The three vocalists are Jimbo “Ras Bird” LaPierre, “Sista Mickey” Huihui, and Nick “Kali” Navales.

“ Me and Asher and Ryan, we used to play in a hard-core band (in 1994). We started [hard-core], but that was like for a few months, and then we started roots reggae,” John Davis, who was born and raised on O‘ahu, said.

“ I was probably getting into this stuff [reggae] like Police when I was like 12. I listened to metal, even glam rock, like Motley Crue, and then Player, and Metallica…, actually more hard-core, and then I got into reggae.”

Davis explained how the group came to name itself. “We decided at the second parking lot in Manoa town,” Davis said. “We were talking about Thundarr the Barbarian.” Ooklah the Moc was a character in the early 1980s’ Saturday morning animated cartoon show, “Thundarr the Barbarian.”

Ooklah was formed in 1997 to play a mix of reggae and hard-core music.

Hard-core music took its roots from punk rock, but was largely adapted to North America suburban themes where youth were looking a way to express their frustrations and disillusionment with society (thefreedictionary.com).

Through three years and several changes, Ooklah came to play only roots reggae music reached its present nine-person lineup in 2000 (ooklahthemoc.com).

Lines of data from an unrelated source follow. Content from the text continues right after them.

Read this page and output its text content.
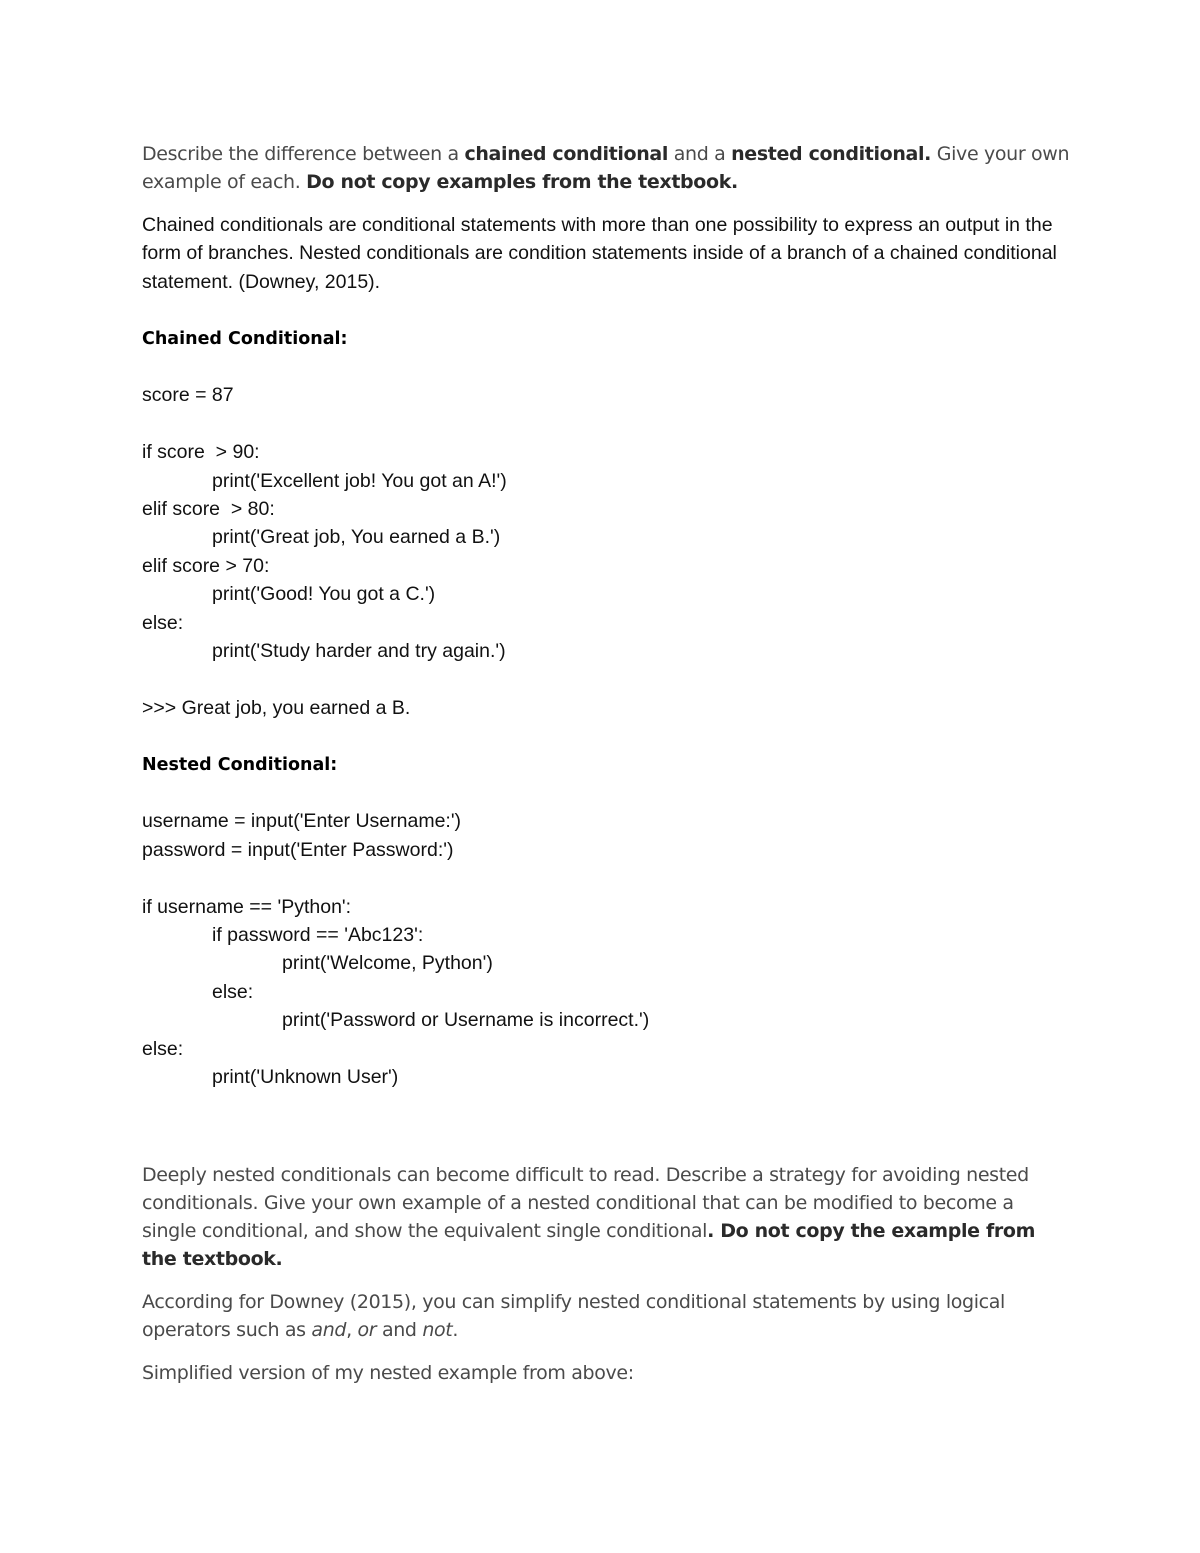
Describe the difference between a chained conditional and a nested conditional. Give your own example of each. Do not copy examples from the textbook.

Chained conditionals are conditional statements with more than one possibility to express an output in the form of branches. Nested conditionals are condition statements inside of a branch of a chained conditional statement. (Downey, 2015).

Chained Conditional:

score = 87

if score  > 90:

print('Excellent job! You got an A!')

elif score  > 80:

print('Great job, You earned a B.')

elif score > 70:

print('Good! You got a C.')

else:

print('Study harder and try again.')

>>> Great job, you earned a B.

Nested Conditional:

username = input('Enter Username:')

password = input('Enter Password:')

if username == 'Python':

if password == 'Abc123':

print('Welcome, Python')

else:

print('Password or Username is incorrect.')

else:

print('Unknown User')

Deeply nested conditionals can become difficult to read. Describe a strategy for avoiding nested conditionals. Give your own example of a nested conditional that can be modified to become a single conditional, and show the equivalent single conditional. Do not copy the example from the textbook.

According for Downey (2015), you can simplify nested conditional statements by using logical operators such as and, or and not.

Simplified version of my nested example from above:
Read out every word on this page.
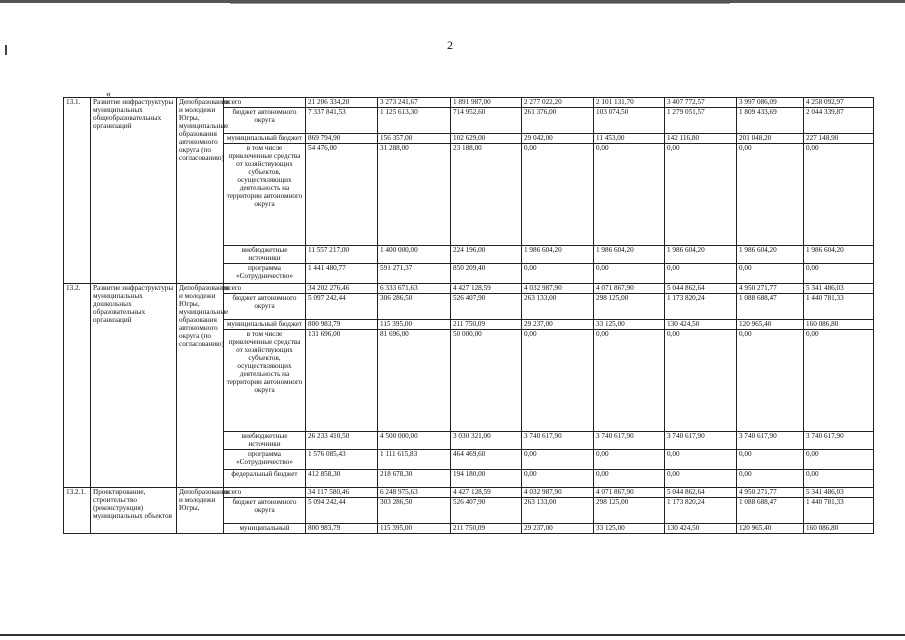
2
«
13.1.	Развитие инфраструктуры муниципальных общеобразовательных организаций	Депобразования и молодежи Югры, муниципальные образования автономного округа (по согласованию)	всего	21 206 334,20	3 273 241,67	1 891 987,00	2 277 022,20	2 101 131,70	3 407 772,57	3 997 086,09	4 258 092,97
			бюджет автономного округа	7 337 841,53	1 125 613,30	714 952,60	261 376,00	103 074,50	1 279 051,57	1 809 433,69	2 044 339,87
			муниципальный бюджет	869 794,90	156 357,00	102 629,00	29 042,00	11 453,00	142 116,80	201 048,20	227 148,90
			в том числе привлеченные средства от хозяйствующих субъектов, осуществляющих деятельность на территории автономного округа	54 476,00	31 288,00	23 188,00	0,00	0,00	0,00	0,00	0,00
			внебюджетные источники	11 557 217,00	1 400 000,00	224 196,00	1 986 604,20	1 986 604,20	1 986 604,20	1 986 604,20	1 986 604,20
			программа «Сотрудничество»	1 441 480,77	591 271,37	850 209,40	0,00	0,00	0,00	0,00	0,00
13.2.	Развитие инфраструктуры муниципальных дошкольных образовательных организаций	Депобразования и молодежи Югры, муниципальные образования автономного округа (по согласованию)	всего	34 202 276,46	6 333 671,63	4 427 128,59	4 032 987,90	4 071 867,90	5 044 862,64	4 950 271,77	5 341 486,03
			бюджет автономного округа	5 097 242,44	306 286,50	526 407,90	263 133,00	298 125,00	1 173 820,24	1 088 688,47	1 440 781,33
			муниципальный бюджет	800 983,79	115 395,00	211 750,09	29 237,00	33 125,00	130 424,50	120 965,40	160 086,80
			в том числе привлеченные средства от хозяйствующих субъектов, осуществляющих деятельность на территории автономного округа	131 696,00	81 696,00	50 000,00	0,00	0,00	0,00	0,00	0,00
			внебюджетные источники	26 233 410,50	4 500 000,00	3 030 321,00	3 740 617,90	3 740 617,90	3 740 617,90	3 740 617,90	3 740 617,90
			программа «Сотрудничество»	1 576 085,43	1 111 615,83	464 469,60	0,00	0,00	0,00	0,00	0,00
			федеральный бюджет	412 858,30	218 678,30	194 180,00	0,00	0,00	0,00	0,00	0,00
13.2.1.	Проектирование, строительство (реконструкция) муниципальных объектов	Депобразования и молодежи Югры,	всего	34 117 580,46	6 248 975,63	4 427 128,59	4 032 987,90	4 071 867,90	5 044 862,64	4 950 271,77	5 341 486,03
			бюджет автономного округа	5 094 242,44	303 286,50	526 407,90	263 133,00	298 125,00	1 173 820,24	1 088 688,47	1 440 781,33
			муниципальный	800 983,79	115 395,00	211 750,09	29 237,00	33 125,00	130 424,50	120 965,40	160 086,80
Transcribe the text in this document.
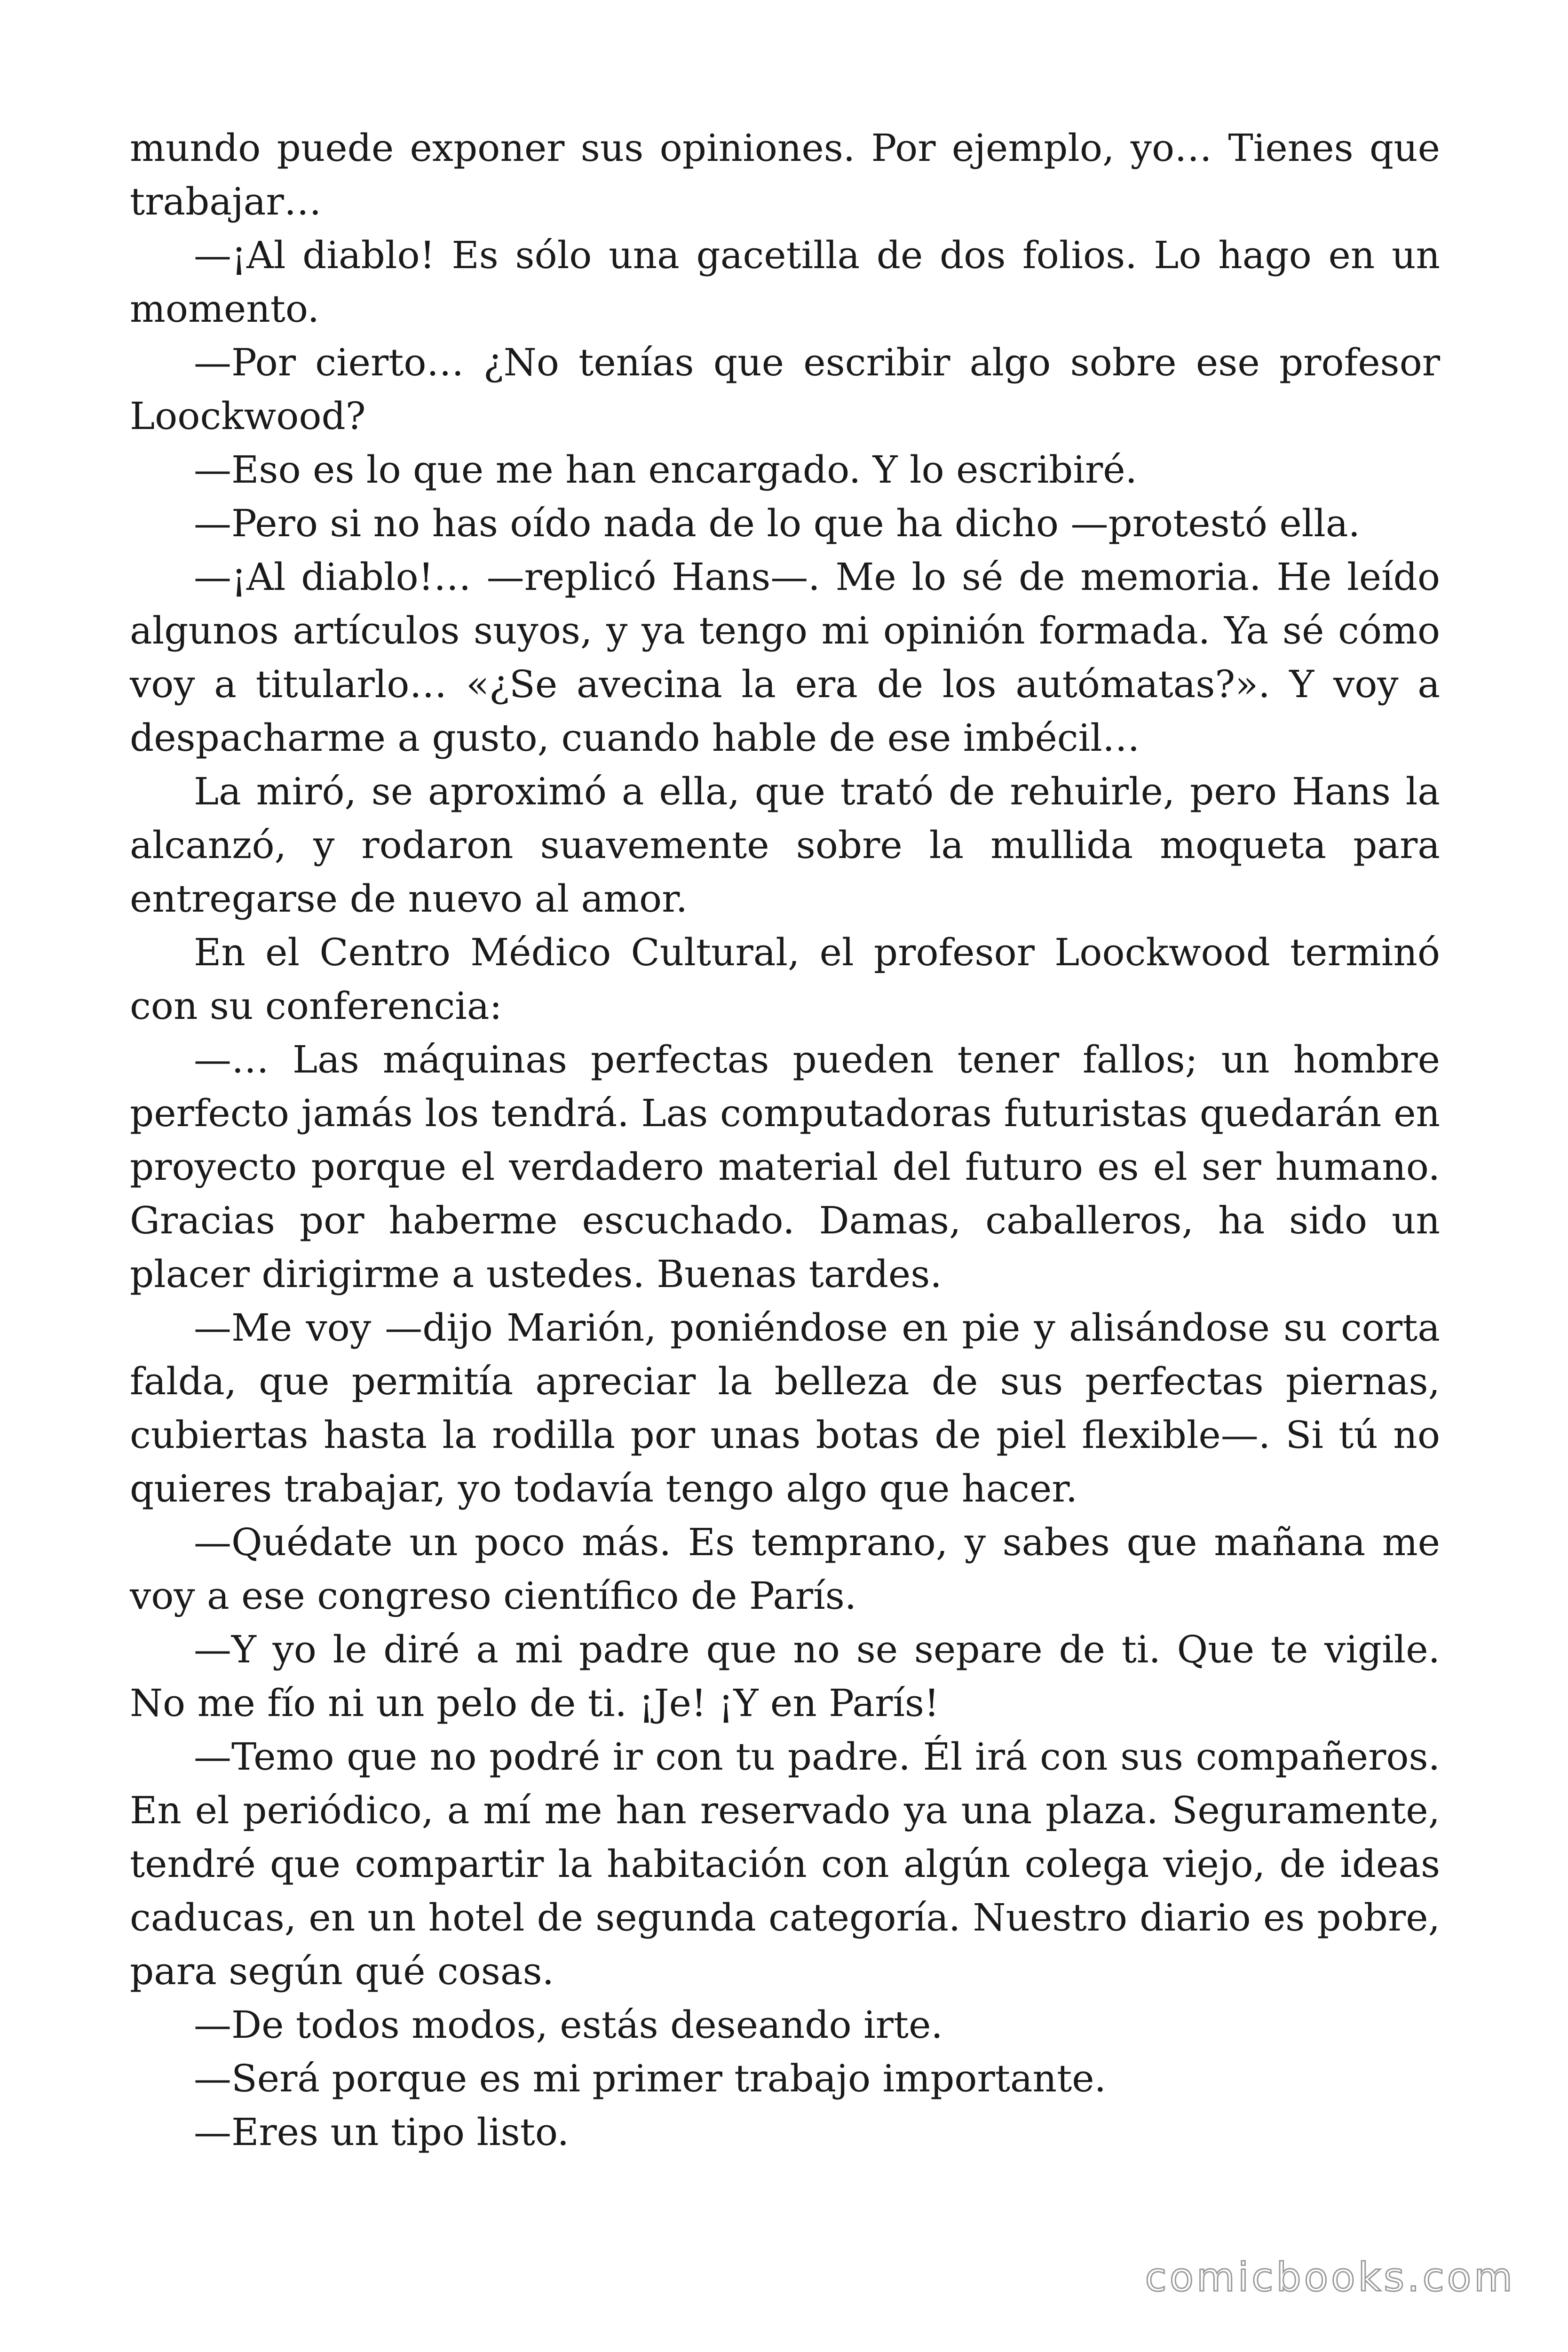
mundo puede exponer sus opiniones. Por ejemplo, yo… Tienes que trabajar…

—¡Al diablo! Es sólo una gacetilla de dos folios. Lo hago en un momento.

—Por cierto… ¿No tenías que escribir algo sobre ese profesor Loockwood?

—Eso es lo que me han encargado. Y lo escribiré.

—Pero si no has oído nada de lo que ha dicho —protestó ella.

—¡Al diablo!… —replicó Hans—. Me lo sé de memoria. He leído algunos artículos suyos, y ya tengo mi opinión formada. Ya sé cómo voy a titularlo… «¿Se avecina la era de los autómatas?». Y voy a despacharme a gusto, cuando hable de ese imbécil…

La miró, se aproximó a ella, que trató de rehuirle, pero Hans la alcanzó, y rodaron suavemente sobre la mullida moqueta para entregarse de nuevo al amor.

En el Centro Médico Cultural, el profesor Loockwood terminó con su conferencia:

—… Las máquinas perfectas pueden tener fallos; un hombre perfecto jamás los tendrá. Las computadoras futuristas quedarán en proyecto porque el verdadero material del futuro es el ser humano. Gracias por haberme escuchado. Damas, caballeros, ha sido un placer dirigirme a ustedes. Buenas tardes.

—Me voy —dijo Marión, poniéndose en pie y alisándose su corta falda, que permitía apreciar la belleza de sus perfectas piernas, cubiertas hasta la rodilla por unas botas de piel flexible—. Si tú no quieres trabajar, yo todavía tengo algo que hacer.

—Quédate un poco más. Es temprano, y sabes que mañana me voy a ese congreso científico de París.

—Y yo le diré a mi padre que no se separe de ti. Que te vigile. No me fío ni un pelo de ti. ¡Je! ¡Y en París!

—Temo que no podré ir con tu padre. Él irá con sus compañeros. En el periódico, a mí me han reservado ya una plaza. Seguramente, tendré que compartir la habitación con algún colega viejo, de ideas caducas, en un hotel de segunda categoría. Nuestro diario es pobre, para según qué cosas.

—De todos modos, estás deseando irte.

—Será porque es mi primer trabajo importante.

—Eres un tipo listo.

comicbooks.com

In January 2001, Ooklah released its debut album, Ites Massive, a 16-song original roots reggae conglomeration. Philippart said, “The first album was named after a sticker made by our drummer John Davis. It doesn’t have an exact meaning. Ites takes after the Rasta word ital which means pure, but it is also a way of saying ‘heights’. And Massive can mean either really big or a tight group of people”. He also said, “So ites massive can be really high or ital community. But chose the name for the way it sounds, not so much what it means.”

Ooklah’s second album, Rearrange Your Positive, having 14-track, was released on March 24. This album was ranked first in KTUH radio’s new-world top 10 list on June 28. [KTUH is the University of Hawai’i’ radio station and Hawai’i’s only 24-hour, non-profit, non-commercial educational radio station] (ktuh.org/index.php).

Additionally, Ooklah has tracks on the Quiet Storm Records compilation disks, Roots Music I and Roots Music III.

In its second album, Rearrange Your Positive, two new singers, Kali Navales and Mickey Huihui, debuted. Davis said the vocal trio made Ooklah’s music thicker than before.

When asked why he joined Ooklah the Moc as a vocalist, Navales, who was born in Manoa and raised in Aiea, Koloa, and Kaua‘i, said: “First of all, they were my favorite group,” said Navales. “I kind of grew up with them.”

“First time I saw them was at a party in Kahalu’u in high school days. [They] really struck me, and then I got to school at Kapiolani Community College, and the bass player, Jah Gumby, was in my guitar class,” said Navales.

Ooklah has played shows all over Hawai’i and finished its first tour of L.A. and San Diego in March. “We’re going to keep trying to go to the Mainland. It [the tour] was cool. It was good fun, good response,” said Davis.

“We’re planning [to perform in the Mainland] sometime in October,” said Navales.

Reger, other HPU students, and fans, will have the opportunity to see and hear the group as they continue to perform on the islands.